Wednesday, November 12, 2008

A Frightful Hobgoblin stalks throughout Europe

Peter Linebaugh, my favourite radical historian, gave a talk last night at Goldsmiths on 'The Invisibility of the Commons'. Linebaugh's best known books - The London Hanged: Crime and Civil Society in the Eighteenth Century and The Many-Headed Hydra: the Hidden History of the Revolutionary Atlantic (which he wrote with Marcus Rediker) - are essential background reading for understanding the history of Deptford as a key point on the Atlantic network of ships, sailors and slaves. Paul Gilroy - whose excellent Black Atlantic is also a key text in this respect - was in the audience and contributed to the discussion.
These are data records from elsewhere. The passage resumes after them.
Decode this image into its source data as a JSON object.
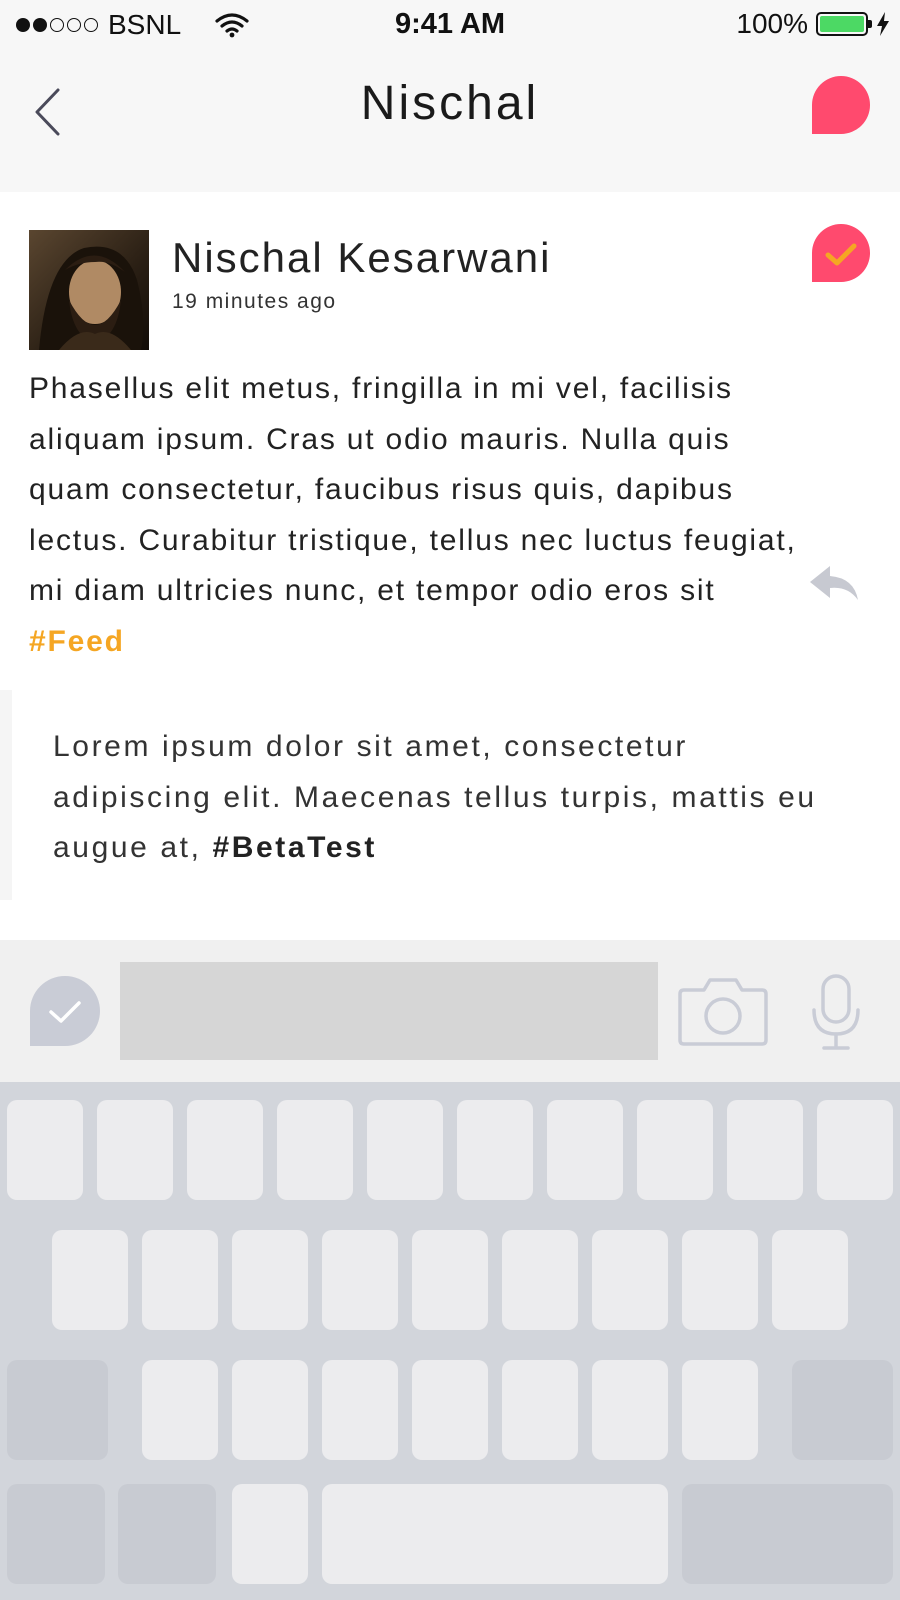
{
  "status_bar": {
    "carrier": "BSNL",
    "signal_strength": 2,
    "signal_max": 5,
    "time": "9:41 AM",
    "battery_percent": "100%",
    "battery_level": 1.0,
    "battery_color": "#4cd964",
    "icons": [
      "signal-dots-icon",
      "wifi-icon",
      "battery-icon",
      "charging-bolt-icon"
    ]
  },
  "nav": {
    "title": "Nischal",
    "back_icon": "chevron-left-icon",
    "action_icon": "speech-bubble-icon",
    "accent_color": "#ff4a6e"
  },
  "post": {
    "author": "Nischal Kesarwani",
    "time_ago": "19 minutes ago",
    "body": "Phasellus elit metus, fringilla in mi vel, facilisis aliquam ipsum. Cras ut odio mauris. Nulla quis quam consectetur, faucibus risus quis, dapibus lectus. Curabitur tristique, tellus nec luctus feugiat, mi diam ultricies nunc, et tempor odio eros sit ",
    "hashtag": "#Feed",
    "hashtag_color": "#f5a623",
    "badge_icon": "check-bubble-icon",
    "reply_icon": "reply-icon",
    "avatar_icon": "profile-photo"
  },
  "quote": {
    "text": "Lorem ipsum dolor sit amet, consectetur adipiscing elit. Maecenas tellus turpis, mattis eu augue at, ",
    "hashtag": "#BetaTest"
  },
  "composer": {
    "input_value": "",
    "avatar_icon": "check-bubble-icon",
    "camera_icon": "camera-icon",
    "mic_icon": "microphone-icon"
  },
  "keyboard": {
    "rows": 4,
    "key_color": "#ececee",
    "function_key_color": "#c8cbd2",
    "background_color": "#d2d5db"
  }
}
Linebaugh's current concern, as outlined in his new book The Magna Carta Manifesto, is with the history of the commons, and the ongoing struggle to defend and even extend collective access to the means of susbsistence, production and reproduction against enclosure and privatisation.

I liked the way Linebaugh - an American in London for a short visit - managed to weave two New Cross places into his talk. He mentioned the Hobgoblin pub, noting that in the first English version of the Communist Manifesto the opening lines were translated by Helen Macfarlane as "A frightful hobgoblin stalks throughout Europe. We are haunted by a ghost. The ghost of Communism" (later translated as "A spectre is haunting Europe. The spectre of Communism"). Incidentally Helen Macfarlane's 1850 translation appeared in the journal The Red Republican, edited by the Deptford-born radical Chartist George Julian Harney.

He also mentioned the Viva Zapata cafe on Lewisham Way, referring to Zapata's role in the 1910 Mexican revolution - one result of which was Article 27 of the Mexican constitution which provided for ejidos or common land and water. This right was taken away shortly before the 1994 introduction of the North American Free Trade Agreement (NAFTA) between the USA, Canada and Mexico - which in turn sparked the 1994 Zapatista uprising.